Susan Casey, Outside
October 22, 2019

Multimillionaire Victor Vescovo committed himself to one of the world’s craziest remaining adventure quests: to reach the deepest points in every ocean. What does it take to get there? A radically high-tech, $30 million Triton submersible, a team of crack engineers and scientists, and one very gonzo explorer.

It was a Sunday in Tonga, so the kingdom’s business had come to a halt. Stores were shuttered, traffic was quiet, even the airport was closed. King Tupou VI strolled out of his oceanfront palace and down the main street of Nukualofa, capital city of the island of Tongatapu, to attend church along with the rest of his South Pacific nation. Men wore their best sarongs; women wore taovalas—coconut-fiber aprons—over long dresses. The scene was all very ordinary except for one thing, and it was visible from the palace’s front lawn: a 224-foot shipmoored at the pier, bristling with heavy cranes, stacked with high-tech equipment, and carrying a mysterious $30 million cargo.

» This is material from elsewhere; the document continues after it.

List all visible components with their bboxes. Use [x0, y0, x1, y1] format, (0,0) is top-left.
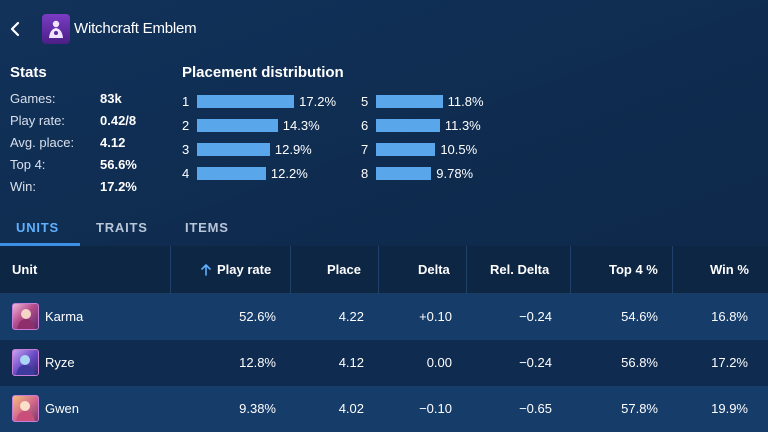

“Welcome to the good ship Pressure Drop,” said Rob McCallum, who stood on deck in khaki shorts, river shoes, and a polo shirt emblazoned with the emblem of the Five Deeps Expedition, a black shield bearing the Latin phrase In Profundo: Cognitio (“In the Deep: Knowledge”). A former New Zealand national park ranger who grew up in Papua New Guinea, 54-year-old McCallum is a legendary expedition leader. He specializes in bespoke trips to far-flung places, some of which happen to be underwater, like the wreck of the Titanic. Five Deeps, however, was something even more extreme: a global mission to dive a manned submersible to the deepest point in the Atlantic, Pacific, Indian, Arctic, and Southern Oceans. This had never been done before—which is exactly why McCallum’s client, Texas businessman Victor Vescovo, had set out to do it.